Earlier this week, I was lucky enough to participate in a read-through of the text that the RSC will be using for their production of Arden of Faversham later this year. The play, printed in 1592, tells of the various attempts made by Alice to kill her husband Arden so that she can be with her lover Mosby. Ultimately, she succeeds, but not after many bungled attempts by (among others) the brigands Shakebag and Black Will, a painter who claims to make pictures that kill all who look on them, and Alice herself. The various twists and turns of the plot take us from Faversham in Kent to London and back again, and at each step reveal more and more of the deeper problems in the play: the lover Mosby resents being treated as a social climber, Arden receives a grant of land but is blind to the suffering his good fortune causes, and Alice, for all her importance in the plot of the play, seems out of place in a world dominated by men.
In order to make the most of the reading, the director and dramaturg lined up twelve chairs in a row in front of the audience’s seats. Everyone then sat down looking at these empty chairs, but would rise whenever they were meant to be on stage and go occupy one of them. This gave a sense of how much traffic there would be coming on and going off at different times, as well as how much the audience would get to see of characters who said little.
I was reading Mosby, which meant quite a bit of to-ing and fro-ing, but still left time to observe the other readers. There was lots to see, for even though we were all reading, and had only to stand up, move and sit down, there was a discernible urge to act in the room. When the person reading Alice spoke the lines declaring her love to Mosby, she fixed me briefly in the eye. Whenever I came on stage, I (as Mosby) tended to sit as near to ‘Alice’ and as far from the guy playing Arden as I could. If there was a quick entry or exit, some of the readers would deliver their lines half-way to the chairs, and orientate their bodies so as to both speak to the audience and to their interlocutor.

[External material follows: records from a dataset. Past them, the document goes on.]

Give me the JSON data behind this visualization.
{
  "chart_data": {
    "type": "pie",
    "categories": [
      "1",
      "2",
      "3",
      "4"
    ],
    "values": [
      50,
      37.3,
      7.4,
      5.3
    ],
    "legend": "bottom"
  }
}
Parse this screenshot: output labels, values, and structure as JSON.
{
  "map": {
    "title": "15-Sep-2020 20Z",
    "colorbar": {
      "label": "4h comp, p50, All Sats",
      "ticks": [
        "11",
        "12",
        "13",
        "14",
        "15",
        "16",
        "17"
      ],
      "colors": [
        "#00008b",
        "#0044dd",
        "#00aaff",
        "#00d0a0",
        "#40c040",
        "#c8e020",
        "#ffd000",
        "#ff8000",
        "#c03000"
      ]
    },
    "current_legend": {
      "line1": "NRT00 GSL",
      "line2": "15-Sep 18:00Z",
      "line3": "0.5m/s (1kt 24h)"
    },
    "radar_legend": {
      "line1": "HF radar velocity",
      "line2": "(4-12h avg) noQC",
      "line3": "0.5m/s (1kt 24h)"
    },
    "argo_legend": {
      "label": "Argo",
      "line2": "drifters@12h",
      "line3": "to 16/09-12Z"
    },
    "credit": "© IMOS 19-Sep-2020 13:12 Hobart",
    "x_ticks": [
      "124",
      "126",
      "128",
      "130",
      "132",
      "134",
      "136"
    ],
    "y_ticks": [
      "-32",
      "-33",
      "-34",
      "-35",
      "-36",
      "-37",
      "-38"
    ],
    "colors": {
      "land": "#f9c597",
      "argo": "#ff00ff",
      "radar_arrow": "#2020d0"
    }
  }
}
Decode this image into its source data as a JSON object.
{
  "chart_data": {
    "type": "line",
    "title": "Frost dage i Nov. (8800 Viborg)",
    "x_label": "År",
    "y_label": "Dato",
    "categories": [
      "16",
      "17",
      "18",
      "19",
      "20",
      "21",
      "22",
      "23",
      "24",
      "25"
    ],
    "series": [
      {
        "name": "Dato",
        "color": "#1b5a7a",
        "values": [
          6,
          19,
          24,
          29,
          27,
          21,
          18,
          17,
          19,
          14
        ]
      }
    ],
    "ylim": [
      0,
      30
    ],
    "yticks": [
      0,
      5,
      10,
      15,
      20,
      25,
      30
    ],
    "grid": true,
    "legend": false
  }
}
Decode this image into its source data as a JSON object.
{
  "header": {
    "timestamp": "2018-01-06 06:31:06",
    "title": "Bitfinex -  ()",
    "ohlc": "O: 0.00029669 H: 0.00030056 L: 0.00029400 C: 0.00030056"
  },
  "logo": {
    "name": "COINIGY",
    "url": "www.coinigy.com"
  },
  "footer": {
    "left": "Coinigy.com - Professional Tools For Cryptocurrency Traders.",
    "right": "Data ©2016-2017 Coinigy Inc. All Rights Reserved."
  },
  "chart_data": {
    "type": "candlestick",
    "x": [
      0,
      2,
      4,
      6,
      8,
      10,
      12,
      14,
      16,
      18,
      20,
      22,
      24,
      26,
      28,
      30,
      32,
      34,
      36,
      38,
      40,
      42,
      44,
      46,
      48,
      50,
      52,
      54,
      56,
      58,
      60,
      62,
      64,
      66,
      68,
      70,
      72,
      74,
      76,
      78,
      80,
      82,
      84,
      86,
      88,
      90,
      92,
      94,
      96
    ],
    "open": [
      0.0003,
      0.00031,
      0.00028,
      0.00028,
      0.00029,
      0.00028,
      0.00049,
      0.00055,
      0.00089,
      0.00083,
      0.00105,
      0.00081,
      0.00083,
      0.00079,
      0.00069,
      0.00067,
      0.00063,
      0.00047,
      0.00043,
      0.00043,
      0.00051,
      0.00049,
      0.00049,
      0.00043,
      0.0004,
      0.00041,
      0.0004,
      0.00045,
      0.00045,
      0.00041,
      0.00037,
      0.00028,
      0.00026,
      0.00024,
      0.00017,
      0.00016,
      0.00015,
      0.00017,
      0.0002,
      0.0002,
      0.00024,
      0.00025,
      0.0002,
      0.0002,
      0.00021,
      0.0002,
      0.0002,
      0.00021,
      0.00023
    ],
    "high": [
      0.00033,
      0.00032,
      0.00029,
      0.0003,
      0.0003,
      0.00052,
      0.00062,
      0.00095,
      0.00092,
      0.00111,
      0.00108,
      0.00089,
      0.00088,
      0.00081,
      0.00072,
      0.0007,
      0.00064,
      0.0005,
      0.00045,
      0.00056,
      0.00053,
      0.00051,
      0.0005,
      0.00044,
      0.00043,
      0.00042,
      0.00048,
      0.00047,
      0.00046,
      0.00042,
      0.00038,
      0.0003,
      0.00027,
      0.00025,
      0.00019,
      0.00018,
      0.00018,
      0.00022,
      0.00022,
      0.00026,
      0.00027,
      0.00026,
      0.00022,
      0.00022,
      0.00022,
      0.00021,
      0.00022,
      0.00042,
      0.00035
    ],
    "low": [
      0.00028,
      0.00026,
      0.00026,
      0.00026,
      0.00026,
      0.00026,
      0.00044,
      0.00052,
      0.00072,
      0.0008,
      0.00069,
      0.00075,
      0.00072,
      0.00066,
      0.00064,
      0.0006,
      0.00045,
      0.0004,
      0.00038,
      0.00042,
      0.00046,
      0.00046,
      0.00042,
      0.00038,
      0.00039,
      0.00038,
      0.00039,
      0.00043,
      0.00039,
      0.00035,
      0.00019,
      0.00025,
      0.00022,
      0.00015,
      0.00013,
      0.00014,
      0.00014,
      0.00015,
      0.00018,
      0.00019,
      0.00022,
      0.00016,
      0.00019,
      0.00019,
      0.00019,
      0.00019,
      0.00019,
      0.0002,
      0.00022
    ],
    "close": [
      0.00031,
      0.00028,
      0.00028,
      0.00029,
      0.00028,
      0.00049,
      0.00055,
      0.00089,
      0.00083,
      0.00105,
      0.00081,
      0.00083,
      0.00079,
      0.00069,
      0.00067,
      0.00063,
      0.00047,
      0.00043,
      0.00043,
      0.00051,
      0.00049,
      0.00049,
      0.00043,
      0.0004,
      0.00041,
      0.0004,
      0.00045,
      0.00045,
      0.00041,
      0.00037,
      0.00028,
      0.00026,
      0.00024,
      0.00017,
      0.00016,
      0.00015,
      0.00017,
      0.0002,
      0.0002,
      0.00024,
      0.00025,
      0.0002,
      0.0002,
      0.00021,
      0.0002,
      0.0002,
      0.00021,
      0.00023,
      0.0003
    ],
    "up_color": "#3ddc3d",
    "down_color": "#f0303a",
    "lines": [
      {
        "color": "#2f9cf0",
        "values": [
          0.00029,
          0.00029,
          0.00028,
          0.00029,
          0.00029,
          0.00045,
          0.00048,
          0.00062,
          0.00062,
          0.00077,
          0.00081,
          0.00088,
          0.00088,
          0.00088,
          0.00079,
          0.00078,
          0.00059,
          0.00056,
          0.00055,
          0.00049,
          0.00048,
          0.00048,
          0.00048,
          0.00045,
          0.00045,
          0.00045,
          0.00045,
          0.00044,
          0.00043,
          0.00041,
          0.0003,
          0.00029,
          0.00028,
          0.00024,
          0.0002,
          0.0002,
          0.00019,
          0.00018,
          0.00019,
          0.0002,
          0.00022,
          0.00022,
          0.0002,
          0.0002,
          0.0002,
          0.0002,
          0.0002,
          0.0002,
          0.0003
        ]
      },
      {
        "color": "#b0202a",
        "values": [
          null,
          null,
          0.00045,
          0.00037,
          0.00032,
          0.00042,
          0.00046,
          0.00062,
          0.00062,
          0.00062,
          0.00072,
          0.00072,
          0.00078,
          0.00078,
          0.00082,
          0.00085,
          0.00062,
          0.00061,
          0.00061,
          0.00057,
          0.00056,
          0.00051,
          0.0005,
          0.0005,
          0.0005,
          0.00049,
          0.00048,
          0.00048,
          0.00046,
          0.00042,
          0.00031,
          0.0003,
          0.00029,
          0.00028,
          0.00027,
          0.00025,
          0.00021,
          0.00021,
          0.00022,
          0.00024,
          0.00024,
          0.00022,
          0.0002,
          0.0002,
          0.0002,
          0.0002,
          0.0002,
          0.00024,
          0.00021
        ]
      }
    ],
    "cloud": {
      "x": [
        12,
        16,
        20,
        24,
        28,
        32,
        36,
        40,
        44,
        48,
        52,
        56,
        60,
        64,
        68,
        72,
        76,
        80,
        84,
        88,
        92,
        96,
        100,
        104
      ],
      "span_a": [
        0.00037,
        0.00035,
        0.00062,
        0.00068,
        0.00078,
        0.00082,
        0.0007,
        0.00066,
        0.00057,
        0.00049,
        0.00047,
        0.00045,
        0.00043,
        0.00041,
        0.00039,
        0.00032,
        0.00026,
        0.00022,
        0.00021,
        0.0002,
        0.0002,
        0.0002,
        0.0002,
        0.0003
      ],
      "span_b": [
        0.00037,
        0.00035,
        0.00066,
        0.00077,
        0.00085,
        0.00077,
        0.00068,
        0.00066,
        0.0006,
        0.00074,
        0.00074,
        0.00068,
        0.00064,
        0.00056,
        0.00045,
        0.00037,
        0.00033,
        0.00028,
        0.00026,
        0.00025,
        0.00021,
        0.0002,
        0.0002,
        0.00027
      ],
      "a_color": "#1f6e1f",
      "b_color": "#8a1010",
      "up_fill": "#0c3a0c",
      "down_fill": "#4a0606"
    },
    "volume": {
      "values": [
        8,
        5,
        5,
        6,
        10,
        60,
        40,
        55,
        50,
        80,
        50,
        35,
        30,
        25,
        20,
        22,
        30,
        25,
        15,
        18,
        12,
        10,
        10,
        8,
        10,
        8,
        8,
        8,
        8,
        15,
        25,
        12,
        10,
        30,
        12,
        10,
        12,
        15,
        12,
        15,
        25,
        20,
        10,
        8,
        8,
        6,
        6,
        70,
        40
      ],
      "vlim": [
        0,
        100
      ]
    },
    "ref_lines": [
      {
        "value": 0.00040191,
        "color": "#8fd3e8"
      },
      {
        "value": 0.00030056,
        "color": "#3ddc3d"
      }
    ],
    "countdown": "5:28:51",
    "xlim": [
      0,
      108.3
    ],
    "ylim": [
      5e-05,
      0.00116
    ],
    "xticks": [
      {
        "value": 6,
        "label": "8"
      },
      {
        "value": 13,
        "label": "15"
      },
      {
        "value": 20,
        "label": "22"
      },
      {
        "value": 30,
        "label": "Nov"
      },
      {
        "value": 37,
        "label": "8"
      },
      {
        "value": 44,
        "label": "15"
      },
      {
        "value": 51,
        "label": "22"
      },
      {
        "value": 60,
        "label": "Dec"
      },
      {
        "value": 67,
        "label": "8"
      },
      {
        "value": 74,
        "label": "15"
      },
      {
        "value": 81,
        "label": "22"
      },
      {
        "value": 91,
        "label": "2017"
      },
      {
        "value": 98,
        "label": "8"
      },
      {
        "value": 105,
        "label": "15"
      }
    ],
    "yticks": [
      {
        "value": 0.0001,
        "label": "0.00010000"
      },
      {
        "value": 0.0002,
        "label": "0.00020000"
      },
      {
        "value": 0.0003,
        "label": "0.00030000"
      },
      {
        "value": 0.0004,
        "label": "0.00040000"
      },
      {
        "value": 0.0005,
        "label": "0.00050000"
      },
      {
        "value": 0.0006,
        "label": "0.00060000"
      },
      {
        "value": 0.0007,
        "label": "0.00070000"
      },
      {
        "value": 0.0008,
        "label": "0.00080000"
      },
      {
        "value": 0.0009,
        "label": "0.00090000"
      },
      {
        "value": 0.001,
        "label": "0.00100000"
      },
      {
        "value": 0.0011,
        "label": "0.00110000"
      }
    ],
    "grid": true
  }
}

I could go on with this list, but I wanted to write this blog post as a short testament to how little is needed for a performance. I am completely certain that this reading of a draft script was also a performance, and am especially so for how the peculiar situation still had the ability to activate the instincts and techniques of theatre. Of course, I am far from the first person to realise this, and I guess all this post does is give evidence that on a rainy day in a bare, underground drama studio in Cambridge, Peter Brook was proved right:
I can take any empty space and call it a bare stage. A man walks across this empty space whilst someone else is watching him, and this is all that is needed for an act of theatre to be engaged.